Figure 2. Kaplan–Meier Analysis of Time to the Primary Outcome and the First Clinical Outcome

Panel A shows the time to the first primary outcome (death, hepatic decompensation, hepatocellular carcinoma, or histologic progression) according to group assignment (treatment or control). The large steps in the plot reflect liver biopsies performed for the study. Panel B shows the time to the first clinical outcome (death, hepatic decompensation, or hepatocellular carcinoma) according to group assignment and with patients stratified according to the presence or absence of cirrhosis.

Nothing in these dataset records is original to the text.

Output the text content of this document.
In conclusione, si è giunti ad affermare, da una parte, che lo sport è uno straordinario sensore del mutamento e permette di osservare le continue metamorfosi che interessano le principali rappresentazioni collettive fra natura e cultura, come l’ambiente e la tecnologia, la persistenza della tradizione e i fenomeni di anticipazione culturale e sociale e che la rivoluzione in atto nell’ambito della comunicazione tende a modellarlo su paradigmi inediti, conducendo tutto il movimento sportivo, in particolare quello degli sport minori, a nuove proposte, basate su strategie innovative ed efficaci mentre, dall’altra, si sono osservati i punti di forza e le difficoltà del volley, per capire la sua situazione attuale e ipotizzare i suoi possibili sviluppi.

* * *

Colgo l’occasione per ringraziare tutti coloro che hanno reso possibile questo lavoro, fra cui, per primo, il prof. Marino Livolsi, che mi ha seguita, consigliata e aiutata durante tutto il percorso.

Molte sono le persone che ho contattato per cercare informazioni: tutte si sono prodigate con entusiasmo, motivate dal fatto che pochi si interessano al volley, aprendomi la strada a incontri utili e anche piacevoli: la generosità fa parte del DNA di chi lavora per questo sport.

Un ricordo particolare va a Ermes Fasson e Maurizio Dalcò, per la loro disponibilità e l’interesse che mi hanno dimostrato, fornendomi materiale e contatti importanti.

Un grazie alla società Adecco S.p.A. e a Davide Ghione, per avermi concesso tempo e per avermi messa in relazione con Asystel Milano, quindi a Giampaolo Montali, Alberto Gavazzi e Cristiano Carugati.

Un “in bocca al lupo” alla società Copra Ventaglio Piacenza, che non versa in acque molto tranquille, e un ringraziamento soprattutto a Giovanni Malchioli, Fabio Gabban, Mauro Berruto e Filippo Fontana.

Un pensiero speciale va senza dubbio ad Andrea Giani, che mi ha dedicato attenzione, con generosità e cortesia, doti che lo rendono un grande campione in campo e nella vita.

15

Figure 3. Changes in Dose or Discontinuation of Peginterferon among Patients in the Treatment Group

The figure shows the proportion of patients who had a clinical outcome and stopped treatment, received a full dose of peginterferon (90 μg per week), decreased their dose of peginterferon (to either 45 to 89 μg or 22 to 44 μg per week), withdrew from the study, or stopped treatment but continued to be followed for assessment of outcomes.